Lebenszeichen - Marliese Klees:Wohnen im Alter

In den späten 60er Jahren war ‚Häuser besetzen‘ in den Städten für Studenten nichts ungewöhnliches, eher ein Zeichen der Rebellion gegen das Establishment und für eine neue Gesellschaftsordnung. Vor drei Wochen nun zeigten Bernadette, Regina und Rita, dass eine solche Rebellion auch was für ältere Damen ist. Erst recht für ältere Ordensfrauen. Wie es zu der Hausbesetzung kam?
Nun, vor einigen Jahren hatten sie gemeinsam mit den anderen Schwestern ihr Kloster an ein anderes verkauft und sich lediglich das Wohnrecht auf Lebenszeit in ihrem Haus zugesichert. Diese Vertragsbedingung sollte mindestens so lange gelten, wie sie das Leben dort gesundheitlich bewältigen könnten. Als nun die Schwestern zwischendrin mal kurz ins Krankenhaus mussten, da passierte, was sie sich nicht hatten vorstellen können: statt zurück in ihr Zuhause, wurden sie in ein modernes Altersheim gebracht. Bis vor drei Wochen. Da setzten sie ihren persönlichen Plan um: sie packten still und heimlich ihre wichtigsten Habseligkeiten, organisierten einen Schlüsseldienst und zogen wieder in ihr Kloster ein.
Einige Leute, denen ihre Flucht nach Hause imponierte, unterstützen sie und so können sie im Moment dort auch gut leben. Denn möglicherweise haben die alten Schwestern recht und die gut vorbereitete Rückkehr in ihr Kloster ist der beste Schritt, den sie machen können. Auf jeden Fall können sie nun ihre alten Tage dort verbringen, wo sie über 60 Jahre gelebt haben.
Doch gibt es einige, denen das missfällt, z.B. der Leiter des Männerklosters in der Nachbarschaft, der ihr altes Kloster übernommen hat. Der findet nicht nur harsche Worte, sondern auch, dass die drei in einem Pflegeheim besser aufgehoben wären, schließlich sind sie 81, 86 und 88 Jahre alt und wer weiß, was da noch alles auf die Frauen zukommt. Möglicherweise ist seine Sorge um die drei Ordensschwestern berechtigt und gut gemeint.

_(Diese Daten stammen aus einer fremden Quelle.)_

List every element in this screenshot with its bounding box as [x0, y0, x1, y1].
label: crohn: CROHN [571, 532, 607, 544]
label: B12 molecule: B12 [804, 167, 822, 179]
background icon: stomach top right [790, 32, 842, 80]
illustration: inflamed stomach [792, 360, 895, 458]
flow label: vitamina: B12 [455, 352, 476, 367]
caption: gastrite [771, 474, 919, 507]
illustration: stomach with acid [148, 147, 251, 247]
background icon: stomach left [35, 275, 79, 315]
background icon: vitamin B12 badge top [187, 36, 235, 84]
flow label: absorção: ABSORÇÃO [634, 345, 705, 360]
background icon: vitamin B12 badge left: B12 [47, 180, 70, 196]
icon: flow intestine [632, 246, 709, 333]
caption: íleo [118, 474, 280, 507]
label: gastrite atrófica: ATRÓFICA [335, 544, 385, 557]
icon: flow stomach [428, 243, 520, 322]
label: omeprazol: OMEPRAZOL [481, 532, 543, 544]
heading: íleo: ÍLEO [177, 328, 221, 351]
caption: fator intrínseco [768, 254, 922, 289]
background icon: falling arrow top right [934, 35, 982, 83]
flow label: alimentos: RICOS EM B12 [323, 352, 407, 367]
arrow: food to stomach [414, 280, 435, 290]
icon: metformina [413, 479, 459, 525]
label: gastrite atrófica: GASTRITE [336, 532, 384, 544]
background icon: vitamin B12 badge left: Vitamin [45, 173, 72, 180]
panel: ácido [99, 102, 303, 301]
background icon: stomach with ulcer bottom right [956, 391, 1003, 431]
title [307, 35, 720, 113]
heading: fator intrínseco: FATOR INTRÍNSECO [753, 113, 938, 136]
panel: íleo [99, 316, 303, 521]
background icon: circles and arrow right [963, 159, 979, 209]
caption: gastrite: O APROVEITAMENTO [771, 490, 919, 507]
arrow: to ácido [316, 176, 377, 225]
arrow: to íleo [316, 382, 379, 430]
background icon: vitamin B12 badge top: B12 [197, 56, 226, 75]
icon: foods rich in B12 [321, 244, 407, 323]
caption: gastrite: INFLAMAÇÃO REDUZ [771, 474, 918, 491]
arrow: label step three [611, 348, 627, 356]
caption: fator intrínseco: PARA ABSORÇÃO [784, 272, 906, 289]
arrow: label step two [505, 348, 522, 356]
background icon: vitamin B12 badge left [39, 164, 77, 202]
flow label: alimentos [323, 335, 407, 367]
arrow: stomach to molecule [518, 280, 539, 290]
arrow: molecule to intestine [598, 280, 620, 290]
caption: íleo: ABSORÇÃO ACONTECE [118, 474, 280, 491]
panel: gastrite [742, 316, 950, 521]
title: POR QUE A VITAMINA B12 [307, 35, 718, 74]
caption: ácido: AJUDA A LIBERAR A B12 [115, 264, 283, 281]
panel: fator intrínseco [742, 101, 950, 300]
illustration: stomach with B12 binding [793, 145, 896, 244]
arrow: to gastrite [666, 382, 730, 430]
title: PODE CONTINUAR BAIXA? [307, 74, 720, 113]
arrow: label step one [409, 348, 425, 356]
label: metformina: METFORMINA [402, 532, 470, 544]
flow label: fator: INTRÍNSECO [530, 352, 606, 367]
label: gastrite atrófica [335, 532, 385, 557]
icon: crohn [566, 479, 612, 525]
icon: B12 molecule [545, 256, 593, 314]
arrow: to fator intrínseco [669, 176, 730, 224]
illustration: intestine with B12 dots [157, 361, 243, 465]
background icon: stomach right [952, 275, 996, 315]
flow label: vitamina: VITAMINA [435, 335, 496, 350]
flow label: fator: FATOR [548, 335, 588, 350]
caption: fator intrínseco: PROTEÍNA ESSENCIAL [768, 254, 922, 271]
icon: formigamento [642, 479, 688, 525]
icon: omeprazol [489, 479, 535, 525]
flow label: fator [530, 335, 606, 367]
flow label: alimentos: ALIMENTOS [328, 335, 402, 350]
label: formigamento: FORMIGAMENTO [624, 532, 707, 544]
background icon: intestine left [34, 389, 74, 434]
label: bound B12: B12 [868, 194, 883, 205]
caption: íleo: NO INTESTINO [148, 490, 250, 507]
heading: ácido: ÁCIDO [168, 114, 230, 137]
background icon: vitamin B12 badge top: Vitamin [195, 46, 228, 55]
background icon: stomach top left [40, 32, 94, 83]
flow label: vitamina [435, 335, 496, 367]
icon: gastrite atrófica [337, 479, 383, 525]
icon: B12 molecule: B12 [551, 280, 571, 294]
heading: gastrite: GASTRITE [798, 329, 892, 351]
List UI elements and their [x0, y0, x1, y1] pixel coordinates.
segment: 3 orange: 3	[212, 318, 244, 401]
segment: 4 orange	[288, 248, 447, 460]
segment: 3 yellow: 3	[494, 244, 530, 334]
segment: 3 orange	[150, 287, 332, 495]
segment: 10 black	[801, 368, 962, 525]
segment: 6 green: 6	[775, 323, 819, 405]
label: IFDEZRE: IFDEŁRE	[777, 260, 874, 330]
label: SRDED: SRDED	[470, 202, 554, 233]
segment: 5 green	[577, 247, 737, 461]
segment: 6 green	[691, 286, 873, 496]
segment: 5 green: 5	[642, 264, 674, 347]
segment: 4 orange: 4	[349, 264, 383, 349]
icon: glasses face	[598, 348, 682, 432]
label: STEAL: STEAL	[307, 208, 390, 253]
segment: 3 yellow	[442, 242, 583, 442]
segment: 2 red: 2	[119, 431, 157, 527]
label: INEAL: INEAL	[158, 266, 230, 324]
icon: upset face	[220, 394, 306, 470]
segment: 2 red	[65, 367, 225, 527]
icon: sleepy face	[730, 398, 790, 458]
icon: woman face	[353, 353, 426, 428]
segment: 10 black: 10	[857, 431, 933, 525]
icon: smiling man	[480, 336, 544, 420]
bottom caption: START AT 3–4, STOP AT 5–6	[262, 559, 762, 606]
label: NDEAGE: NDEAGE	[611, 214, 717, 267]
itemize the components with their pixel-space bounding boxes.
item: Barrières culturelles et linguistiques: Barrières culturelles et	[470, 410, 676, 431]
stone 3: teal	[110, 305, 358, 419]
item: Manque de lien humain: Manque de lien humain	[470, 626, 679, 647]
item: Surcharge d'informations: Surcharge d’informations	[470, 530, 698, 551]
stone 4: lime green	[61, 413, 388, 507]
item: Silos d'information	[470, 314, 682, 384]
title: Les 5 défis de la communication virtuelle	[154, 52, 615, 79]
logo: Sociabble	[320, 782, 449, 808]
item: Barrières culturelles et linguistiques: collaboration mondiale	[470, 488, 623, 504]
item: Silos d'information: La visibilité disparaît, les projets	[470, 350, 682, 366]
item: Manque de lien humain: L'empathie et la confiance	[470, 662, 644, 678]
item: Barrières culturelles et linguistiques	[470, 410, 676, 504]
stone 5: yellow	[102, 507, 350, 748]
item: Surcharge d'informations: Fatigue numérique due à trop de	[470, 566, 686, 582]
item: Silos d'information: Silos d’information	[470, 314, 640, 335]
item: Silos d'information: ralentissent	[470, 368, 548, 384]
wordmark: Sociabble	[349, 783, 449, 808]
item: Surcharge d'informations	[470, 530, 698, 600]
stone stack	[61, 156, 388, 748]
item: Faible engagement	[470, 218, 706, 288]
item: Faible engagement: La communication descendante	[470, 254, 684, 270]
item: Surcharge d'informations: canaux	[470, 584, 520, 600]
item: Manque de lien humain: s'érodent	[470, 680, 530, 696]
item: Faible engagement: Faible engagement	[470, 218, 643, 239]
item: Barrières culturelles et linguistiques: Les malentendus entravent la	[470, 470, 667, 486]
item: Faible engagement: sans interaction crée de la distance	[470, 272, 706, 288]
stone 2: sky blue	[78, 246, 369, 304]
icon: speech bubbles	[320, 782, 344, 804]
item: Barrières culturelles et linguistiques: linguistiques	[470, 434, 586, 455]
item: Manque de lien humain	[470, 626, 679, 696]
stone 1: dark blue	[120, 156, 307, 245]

An der Geschichte der drei Ordensfrauen nehmen via Instagram mittlerweile Menschen weltweit Anteil. Was daran so berührt, ist der Kampf der drei um das ihnen vertraglich zustehende Wohnrecht. Es ist aber auch die Frage, ob alte Frauen ihren Lebensabend in selbstgewählten Verhältnissen verbringen dürfen, auch wenn das den jüngeren nicht gefällt. Die Architektin Ulrike Scherzer beschäftigt sich seit 20 Jahren mit der Frage „Wohnen. Im Alter“ und sagt, das ist ein weibliches Thema. Die Geschichten, die sie durch unzählige Gespräche mit alten Frauen gehört hat, haben sie dazu bewogen, ihre früheren Theorien aus der Universität zu relativieren. Sie findet, dass die pragmatischen Lösungen der alten Frauen besser funktionieren als das Leben in barrierefreien neuen Räumen, wo, so ihre Aussage, die Frauen etwas verloren in der Ecke sitzen.“1 Sie setzt sich deshalb für sehr unterschiedliche Wohnformen ein und stellt die auch ihren Studierenden vor. Ihr Ziel ist, dass man über das „Wohnen im Alter“ neu denkt und statt Altenheime, die sich an der Funktionalität von Krankenhäusern orientieren, wohnliche Alternativen baut.
Zurück zu den Ordensfrauen: Die Hilfe, die die drei erfahren, reicht von Unterstützung beim Einkaufen und Hilfe im Haus über Spenden bis zu den Besuchen eines Arztes, der sie und ihre Altersgebrechen betreut. Dieses großzügige Verhalten der Umwelt zeigt, dass es vielfältige Möglichkeiten geben kann. Die Frauen, die ein reiches Arbeitsleben hinter sich haben, erleben, dass sie und ihr Wunsch nach einem selbstbestimmten Leben auch im Alter wertgeschätzt werden. Und sie tun, was sie gut können: sie organisieren im Rahmen ihrer Möglichkeiten mit und beten darüber hinaus für alle, die sie darum bitten oder ihnen helfen. Sie und viele andere alte Frauen zeigen, dass so auch im Winter des Lebens die Sonne scheint.